A key aspect of a citizen sensor network is that it can be exapted (radically repurposed) in times of emergency or crisis, or simply when a new engagement process is needed. For example, a citizen sensor network infrastructure can be activated for emergency communications or a situational assessment. 

Radical repurposing draws on an evolutionary biology concept— exaptation—using something for a totally new purpose. Or more specifically, “a trait evolved/designed for other uses, and later ‘co-opted’ for its current role” (Vrba & Gould, 1986). One of our favourite examples is the theory that dinosaur feathers, which developed for other purposes such as warmth, were repurposed for flight. 

Exaptation is fast becoming a key concept in innovation because it means not waiting for slow, incremental changes, but making bigger advances by looking around for what you already know/have and applying it in a new context or to a new purpose.

Paying attention to blind spots

In rapidly changing, high-stake, complex situations, decision-makers risk missing important information if they rely on familiar thinking, the perceptual lenses of their profession and dominant narratives, without considering weak signals—the outliers in the data where opportunities and challenges exist. We often miss things we’re not looking for, which is known as inattentional blindness. If we do not see what we are not looking for, we can miss opportunities and challenges. SenseMaker® helps make weak signals clearer and easier to attend to all perspectives in order to make an informed decision.

We also need to consider what’s totally in our blindspot: things we didn’t know existed and so weren’t looking for, ‘unknown unknowns’. Citizen sensor networks can pick on new happenings/phenomena/situations as they begin to emerge.

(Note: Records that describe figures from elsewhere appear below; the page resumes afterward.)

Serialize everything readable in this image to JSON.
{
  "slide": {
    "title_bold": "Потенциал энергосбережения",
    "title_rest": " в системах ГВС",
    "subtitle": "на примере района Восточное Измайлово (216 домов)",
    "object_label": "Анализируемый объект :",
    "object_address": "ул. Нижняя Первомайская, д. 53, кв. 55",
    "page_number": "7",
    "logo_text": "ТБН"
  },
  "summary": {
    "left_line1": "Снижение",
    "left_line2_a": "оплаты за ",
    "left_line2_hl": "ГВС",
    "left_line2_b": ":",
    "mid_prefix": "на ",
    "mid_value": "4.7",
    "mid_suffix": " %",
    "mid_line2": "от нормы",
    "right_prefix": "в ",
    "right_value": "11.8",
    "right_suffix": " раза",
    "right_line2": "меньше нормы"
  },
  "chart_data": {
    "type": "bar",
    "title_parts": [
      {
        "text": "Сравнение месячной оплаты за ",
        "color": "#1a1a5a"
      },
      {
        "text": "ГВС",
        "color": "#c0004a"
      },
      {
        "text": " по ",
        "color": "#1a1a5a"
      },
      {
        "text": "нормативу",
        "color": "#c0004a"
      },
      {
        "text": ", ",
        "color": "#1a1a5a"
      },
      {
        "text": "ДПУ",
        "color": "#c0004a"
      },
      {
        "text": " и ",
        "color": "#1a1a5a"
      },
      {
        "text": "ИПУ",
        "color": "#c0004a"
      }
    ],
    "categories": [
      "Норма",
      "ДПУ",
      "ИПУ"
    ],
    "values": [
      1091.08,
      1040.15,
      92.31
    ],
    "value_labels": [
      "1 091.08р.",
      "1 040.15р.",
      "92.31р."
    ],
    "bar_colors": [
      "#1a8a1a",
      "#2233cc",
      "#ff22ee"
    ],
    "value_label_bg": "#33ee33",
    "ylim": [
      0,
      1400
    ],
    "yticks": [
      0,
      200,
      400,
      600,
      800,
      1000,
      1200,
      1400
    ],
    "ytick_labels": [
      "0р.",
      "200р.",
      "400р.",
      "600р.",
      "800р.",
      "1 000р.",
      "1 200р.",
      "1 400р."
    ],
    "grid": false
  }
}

Further engaging communities in sensemaking

After stories and observations have been collected using SenseMaker®, there are a range of different participatory ways including (but not limited to) workshops, citizens juries and assemblies, online forums, and community knowledge repositories and workshops. These processes could bring citizens/community members together to read the stories that have been collected and generate insights and actions using a range of techniques and activities.

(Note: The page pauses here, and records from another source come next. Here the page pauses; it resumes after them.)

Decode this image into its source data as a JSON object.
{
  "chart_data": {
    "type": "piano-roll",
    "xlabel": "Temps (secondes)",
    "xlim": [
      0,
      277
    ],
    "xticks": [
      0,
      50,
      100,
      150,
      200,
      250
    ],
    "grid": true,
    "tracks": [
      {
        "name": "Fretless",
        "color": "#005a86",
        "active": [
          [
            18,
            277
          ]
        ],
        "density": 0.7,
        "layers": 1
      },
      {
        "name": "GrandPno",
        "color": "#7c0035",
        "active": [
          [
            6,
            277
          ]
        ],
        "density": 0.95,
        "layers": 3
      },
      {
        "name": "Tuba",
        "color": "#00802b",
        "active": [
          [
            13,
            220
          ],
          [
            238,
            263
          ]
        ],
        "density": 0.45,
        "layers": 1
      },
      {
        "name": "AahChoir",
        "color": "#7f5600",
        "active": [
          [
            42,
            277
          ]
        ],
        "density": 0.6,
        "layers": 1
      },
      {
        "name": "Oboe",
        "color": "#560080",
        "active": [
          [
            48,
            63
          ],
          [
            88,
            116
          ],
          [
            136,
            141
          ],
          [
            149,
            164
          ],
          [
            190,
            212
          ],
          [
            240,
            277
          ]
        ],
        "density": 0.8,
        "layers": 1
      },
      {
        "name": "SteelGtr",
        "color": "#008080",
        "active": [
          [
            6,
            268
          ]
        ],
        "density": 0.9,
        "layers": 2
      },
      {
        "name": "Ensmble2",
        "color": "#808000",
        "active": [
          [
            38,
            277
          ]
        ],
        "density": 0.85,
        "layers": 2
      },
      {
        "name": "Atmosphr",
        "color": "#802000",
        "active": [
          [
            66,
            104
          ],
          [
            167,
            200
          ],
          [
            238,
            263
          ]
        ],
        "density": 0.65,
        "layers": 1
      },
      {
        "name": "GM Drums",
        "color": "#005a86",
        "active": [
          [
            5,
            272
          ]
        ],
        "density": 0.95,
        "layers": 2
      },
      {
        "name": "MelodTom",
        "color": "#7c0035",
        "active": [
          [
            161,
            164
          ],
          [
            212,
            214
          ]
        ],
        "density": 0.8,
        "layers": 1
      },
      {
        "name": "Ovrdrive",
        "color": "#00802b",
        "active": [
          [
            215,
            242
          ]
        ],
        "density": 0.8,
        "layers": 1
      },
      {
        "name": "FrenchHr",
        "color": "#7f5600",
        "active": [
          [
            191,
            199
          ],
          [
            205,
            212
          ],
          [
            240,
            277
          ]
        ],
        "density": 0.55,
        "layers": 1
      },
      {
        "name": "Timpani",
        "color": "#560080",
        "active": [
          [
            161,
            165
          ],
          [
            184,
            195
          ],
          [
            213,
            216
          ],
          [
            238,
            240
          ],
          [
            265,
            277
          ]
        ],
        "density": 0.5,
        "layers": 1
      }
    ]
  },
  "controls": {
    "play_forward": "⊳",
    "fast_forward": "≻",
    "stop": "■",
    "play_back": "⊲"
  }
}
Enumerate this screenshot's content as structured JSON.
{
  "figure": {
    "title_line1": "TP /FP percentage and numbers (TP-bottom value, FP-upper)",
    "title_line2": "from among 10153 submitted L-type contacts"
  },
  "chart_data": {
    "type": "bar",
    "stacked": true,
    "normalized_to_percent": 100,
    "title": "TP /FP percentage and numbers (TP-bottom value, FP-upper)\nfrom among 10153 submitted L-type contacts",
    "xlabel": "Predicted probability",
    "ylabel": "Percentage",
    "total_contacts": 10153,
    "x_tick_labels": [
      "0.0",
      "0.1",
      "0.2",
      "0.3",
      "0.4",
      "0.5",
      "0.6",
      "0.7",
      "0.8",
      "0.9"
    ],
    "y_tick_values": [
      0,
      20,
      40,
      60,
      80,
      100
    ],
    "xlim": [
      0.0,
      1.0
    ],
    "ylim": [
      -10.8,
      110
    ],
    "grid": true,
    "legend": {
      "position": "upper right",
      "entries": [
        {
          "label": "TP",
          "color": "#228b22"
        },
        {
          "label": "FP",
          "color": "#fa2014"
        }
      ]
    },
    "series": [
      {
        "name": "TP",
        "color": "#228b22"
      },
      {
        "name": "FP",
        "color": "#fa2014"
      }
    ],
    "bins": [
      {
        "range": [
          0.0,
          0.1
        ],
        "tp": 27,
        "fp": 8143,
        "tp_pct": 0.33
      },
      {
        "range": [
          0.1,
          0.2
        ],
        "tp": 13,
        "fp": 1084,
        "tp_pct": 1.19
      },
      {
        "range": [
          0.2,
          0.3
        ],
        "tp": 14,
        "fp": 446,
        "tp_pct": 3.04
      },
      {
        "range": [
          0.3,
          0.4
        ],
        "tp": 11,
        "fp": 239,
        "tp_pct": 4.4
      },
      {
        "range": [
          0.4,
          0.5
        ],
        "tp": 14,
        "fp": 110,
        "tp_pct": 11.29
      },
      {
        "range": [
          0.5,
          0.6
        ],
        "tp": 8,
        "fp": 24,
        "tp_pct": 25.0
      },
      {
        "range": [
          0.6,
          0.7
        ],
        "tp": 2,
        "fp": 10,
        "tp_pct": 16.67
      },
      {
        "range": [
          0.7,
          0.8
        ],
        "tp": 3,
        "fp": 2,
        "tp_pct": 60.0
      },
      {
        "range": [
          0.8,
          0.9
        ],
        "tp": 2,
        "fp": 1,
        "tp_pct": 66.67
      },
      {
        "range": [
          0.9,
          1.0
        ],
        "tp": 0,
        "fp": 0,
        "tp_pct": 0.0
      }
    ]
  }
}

The obvious point to make here is that the Citizen Sensor Network is assumed to be commissioned by a higher authority or government, to enable their executive and/or strategic decisions, by being informed through strongly empowered civic communities. 

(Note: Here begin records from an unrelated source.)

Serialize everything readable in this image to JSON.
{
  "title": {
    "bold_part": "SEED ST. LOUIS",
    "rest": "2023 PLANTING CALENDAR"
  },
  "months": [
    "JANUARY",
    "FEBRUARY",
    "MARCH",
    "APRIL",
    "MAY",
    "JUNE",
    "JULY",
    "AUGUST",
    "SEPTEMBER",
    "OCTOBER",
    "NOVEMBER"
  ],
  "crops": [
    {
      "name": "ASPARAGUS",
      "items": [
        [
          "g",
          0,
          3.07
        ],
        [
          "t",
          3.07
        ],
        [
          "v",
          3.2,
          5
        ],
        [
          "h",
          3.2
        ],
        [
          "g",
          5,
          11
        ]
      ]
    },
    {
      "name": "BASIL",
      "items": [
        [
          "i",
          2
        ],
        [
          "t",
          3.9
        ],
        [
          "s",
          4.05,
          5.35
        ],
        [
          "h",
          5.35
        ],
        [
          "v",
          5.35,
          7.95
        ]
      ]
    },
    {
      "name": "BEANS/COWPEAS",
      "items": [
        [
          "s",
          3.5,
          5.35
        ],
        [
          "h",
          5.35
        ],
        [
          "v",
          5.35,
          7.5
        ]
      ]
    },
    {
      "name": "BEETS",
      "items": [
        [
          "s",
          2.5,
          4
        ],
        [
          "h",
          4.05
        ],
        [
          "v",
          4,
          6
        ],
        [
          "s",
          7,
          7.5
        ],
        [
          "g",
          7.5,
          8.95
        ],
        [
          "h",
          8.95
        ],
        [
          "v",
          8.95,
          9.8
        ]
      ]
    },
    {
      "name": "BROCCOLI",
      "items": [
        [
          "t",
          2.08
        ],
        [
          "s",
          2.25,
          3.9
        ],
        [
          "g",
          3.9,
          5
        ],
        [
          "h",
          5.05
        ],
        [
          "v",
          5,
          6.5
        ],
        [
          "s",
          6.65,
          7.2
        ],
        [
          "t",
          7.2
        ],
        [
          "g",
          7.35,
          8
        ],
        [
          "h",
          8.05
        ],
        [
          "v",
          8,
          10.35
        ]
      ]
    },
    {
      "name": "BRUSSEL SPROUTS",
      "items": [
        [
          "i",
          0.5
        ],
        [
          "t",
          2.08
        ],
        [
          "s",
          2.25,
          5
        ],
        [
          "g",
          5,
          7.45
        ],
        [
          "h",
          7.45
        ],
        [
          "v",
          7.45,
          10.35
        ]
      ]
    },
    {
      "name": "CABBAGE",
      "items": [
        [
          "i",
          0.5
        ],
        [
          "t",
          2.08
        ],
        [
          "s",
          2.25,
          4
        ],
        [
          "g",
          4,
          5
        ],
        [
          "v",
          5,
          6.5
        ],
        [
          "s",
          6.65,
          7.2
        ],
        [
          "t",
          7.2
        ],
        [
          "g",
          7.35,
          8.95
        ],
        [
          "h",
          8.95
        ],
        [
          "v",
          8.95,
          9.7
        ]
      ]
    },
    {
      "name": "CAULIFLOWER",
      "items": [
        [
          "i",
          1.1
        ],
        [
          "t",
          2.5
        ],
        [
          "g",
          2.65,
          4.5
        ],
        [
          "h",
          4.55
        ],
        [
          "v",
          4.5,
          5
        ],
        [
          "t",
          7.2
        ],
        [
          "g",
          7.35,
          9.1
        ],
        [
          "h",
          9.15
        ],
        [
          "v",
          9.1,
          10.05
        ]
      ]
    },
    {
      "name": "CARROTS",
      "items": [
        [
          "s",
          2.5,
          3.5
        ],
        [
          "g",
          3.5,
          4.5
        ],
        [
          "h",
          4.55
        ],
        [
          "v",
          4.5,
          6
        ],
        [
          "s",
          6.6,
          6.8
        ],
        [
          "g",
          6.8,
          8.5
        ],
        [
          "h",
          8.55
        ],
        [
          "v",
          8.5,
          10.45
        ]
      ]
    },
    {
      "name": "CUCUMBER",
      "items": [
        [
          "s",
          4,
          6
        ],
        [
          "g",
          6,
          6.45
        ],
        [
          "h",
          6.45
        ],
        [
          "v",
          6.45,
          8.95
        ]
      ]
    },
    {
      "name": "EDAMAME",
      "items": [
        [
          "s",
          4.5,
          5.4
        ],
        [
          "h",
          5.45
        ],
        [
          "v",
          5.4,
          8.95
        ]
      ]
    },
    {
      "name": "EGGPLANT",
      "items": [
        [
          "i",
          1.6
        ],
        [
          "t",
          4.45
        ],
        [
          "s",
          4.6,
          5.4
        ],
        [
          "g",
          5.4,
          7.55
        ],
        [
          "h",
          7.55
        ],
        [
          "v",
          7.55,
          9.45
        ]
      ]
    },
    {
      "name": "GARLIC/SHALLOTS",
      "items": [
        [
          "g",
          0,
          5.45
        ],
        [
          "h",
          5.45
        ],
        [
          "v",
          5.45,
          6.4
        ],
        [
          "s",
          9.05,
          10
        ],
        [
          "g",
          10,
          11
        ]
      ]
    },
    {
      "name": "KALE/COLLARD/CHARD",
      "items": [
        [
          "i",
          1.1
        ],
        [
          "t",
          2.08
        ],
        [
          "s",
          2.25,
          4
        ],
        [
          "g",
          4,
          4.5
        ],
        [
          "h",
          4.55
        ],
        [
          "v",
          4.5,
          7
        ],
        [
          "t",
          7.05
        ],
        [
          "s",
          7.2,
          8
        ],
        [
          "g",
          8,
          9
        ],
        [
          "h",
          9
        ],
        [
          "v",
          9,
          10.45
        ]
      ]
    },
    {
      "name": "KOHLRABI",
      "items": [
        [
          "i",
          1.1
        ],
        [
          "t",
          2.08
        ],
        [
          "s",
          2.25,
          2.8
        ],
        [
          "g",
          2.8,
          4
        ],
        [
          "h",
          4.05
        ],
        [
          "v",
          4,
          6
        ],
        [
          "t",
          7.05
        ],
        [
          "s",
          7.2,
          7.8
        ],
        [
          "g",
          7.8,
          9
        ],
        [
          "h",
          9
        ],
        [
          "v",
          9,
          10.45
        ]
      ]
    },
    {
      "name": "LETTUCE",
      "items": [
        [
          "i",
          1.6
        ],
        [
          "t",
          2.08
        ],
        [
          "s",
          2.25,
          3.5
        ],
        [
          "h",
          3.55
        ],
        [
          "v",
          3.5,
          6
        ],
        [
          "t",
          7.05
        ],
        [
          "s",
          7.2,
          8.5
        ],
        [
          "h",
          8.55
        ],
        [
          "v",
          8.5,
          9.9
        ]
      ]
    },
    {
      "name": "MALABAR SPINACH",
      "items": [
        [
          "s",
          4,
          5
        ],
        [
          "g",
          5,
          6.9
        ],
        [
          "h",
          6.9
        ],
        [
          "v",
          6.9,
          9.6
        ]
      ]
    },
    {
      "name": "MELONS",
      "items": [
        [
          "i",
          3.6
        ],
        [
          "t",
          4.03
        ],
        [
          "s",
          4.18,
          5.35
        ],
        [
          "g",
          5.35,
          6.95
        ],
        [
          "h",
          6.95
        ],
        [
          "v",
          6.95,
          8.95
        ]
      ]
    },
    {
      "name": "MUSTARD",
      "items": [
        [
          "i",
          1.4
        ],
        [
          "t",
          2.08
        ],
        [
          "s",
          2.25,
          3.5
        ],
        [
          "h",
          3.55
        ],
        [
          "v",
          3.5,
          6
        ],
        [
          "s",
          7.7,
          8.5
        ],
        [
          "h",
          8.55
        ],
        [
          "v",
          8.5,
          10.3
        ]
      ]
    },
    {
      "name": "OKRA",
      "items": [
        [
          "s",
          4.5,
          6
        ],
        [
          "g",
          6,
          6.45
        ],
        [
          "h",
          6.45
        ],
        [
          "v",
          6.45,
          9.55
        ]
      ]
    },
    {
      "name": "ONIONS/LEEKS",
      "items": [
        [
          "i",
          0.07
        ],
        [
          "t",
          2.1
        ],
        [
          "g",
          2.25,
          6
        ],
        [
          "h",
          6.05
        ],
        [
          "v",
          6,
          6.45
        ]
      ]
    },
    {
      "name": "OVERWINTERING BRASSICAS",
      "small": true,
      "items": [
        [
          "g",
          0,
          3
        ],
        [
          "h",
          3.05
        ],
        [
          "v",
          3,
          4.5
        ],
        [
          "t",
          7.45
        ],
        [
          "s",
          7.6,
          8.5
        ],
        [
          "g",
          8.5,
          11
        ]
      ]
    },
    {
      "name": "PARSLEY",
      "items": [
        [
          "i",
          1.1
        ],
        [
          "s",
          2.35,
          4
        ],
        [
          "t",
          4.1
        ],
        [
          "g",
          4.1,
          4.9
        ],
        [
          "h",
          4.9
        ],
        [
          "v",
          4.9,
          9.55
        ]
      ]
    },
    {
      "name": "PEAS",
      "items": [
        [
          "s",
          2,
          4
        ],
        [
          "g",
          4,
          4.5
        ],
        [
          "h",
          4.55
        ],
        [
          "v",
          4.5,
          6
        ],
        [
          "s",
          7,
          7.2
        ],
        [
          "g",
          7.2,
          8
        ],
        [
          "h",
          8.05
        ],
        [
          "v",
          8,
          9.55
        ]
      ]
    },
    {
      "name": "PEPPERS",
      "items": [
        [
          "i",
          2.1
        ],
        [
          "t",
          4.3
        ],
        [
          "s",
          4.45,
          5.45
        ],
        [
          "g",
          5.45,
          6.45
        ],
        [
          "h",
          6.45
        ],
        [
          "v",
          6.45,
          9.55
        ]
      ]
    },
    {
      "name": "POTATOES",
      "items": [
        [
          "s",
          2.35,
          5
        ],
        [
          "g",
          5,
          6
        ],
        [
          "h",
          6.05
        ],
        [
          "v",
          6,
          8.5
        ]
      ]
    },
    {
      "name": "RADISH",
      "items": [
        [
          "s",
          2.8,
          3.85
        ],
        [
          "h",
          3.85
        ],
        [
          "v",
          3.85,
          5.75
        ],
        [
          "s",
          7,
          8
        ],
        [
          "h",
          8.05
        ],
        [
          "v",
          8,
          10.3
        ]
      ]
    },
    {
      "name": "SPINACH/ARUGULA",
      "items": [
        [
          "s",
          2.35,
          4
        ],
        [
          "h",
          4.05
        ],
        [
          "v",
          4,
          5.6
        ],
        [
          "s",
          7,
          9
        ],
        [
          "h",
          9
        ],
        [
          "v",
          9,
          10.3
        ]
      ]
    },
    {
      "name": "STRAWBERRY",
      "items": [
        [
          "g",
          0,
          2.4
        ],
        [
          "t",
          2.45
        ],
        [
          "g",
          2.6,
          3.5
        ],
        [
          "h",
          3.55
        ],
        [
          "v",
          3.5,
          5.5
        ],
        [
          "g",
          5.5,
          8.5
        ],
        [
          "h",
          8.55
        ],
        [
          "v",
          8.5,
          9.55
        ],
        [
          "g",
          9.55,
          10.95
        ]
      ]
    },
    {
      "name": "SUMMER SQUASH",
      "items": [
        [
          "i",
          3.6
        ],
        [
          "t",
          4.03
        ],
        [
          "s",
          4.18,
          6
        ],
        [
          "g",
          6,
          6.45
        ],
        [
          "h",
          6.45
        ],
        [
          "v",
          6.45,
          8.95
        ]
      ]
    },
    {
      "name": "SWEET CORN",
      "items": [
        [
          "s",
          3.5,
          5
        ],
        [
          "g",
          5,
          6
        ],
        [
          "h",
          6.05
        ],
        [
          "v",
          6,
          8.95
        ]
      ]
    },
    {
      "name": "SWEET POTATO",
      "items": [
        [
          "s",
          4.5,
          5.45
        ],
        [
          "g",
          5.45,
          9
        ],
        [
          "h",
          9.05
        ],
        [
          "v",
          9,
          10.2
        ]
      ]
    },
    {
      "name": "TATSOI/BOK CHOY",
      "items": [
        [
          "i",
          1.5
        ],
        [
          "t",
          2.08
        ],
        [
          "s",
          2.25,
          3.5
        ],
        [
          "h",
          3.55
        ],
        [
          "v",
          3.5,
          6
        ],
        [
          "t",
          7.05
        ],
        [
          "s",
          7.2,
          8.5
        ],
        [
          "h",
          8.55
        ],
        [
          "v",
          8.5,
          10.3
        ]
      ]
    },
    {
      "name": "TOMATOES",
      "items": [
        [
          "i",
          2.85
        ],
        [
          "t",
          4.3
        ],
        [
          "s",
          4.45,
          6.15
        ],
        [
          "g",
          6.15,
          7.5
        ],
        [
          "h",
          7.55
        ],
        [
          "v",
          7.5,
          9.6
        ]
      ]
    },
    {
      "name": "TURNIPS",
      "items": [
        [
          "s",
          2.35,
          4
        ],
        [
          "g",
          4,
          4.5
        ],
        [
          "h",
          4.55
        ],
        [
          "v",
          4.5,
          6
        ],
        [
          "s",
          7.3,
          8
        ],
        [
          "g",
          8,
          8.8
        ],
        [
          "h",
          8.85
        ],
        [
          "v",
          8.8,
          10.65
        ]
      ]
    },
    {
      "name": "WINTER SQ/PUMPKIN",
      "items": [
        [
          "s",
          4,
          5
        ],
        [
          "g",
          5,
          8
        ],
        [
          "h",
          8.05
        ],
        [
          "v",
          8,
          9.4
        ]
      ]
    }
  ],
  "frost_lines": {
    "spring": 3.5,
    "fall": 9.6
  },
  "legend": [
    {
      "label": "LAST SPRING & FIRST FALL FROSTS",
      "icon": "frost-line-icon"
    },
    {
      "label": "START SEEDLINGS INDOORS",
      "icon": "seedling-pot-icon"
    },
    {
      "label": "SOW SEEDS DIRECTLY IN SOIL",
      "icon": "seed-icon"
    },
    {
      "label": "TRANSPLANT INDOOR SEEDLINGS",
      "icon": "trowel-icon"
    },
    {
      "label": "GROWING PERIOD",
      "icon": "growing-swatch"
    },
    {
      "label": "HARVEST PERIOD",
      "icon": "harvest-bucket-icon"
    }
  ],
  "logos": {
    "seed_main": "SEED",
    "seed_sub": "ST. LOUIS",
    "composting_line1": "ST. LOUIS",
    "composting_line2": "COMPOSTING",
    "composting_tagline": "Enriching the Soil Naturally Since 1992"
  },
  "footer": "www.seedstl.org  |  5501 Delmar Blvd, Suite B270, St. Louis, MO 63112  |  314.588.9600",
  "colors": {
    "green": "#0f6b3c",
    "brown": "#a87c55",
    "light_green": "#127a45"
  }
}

Our starting point is with those communities, and the tools they can instantly access themselves, first and initially (under the headline of cosmolocalism). See our Alternative Editorial this week, about our work with the opinion-sampling software pol.is, used as a tool to show communities the complexity of their own opinions and attitudes on issues. 

But as a template for how that relationship between empowered communities and a partner state might work, Cynefin’s methodology is provocative.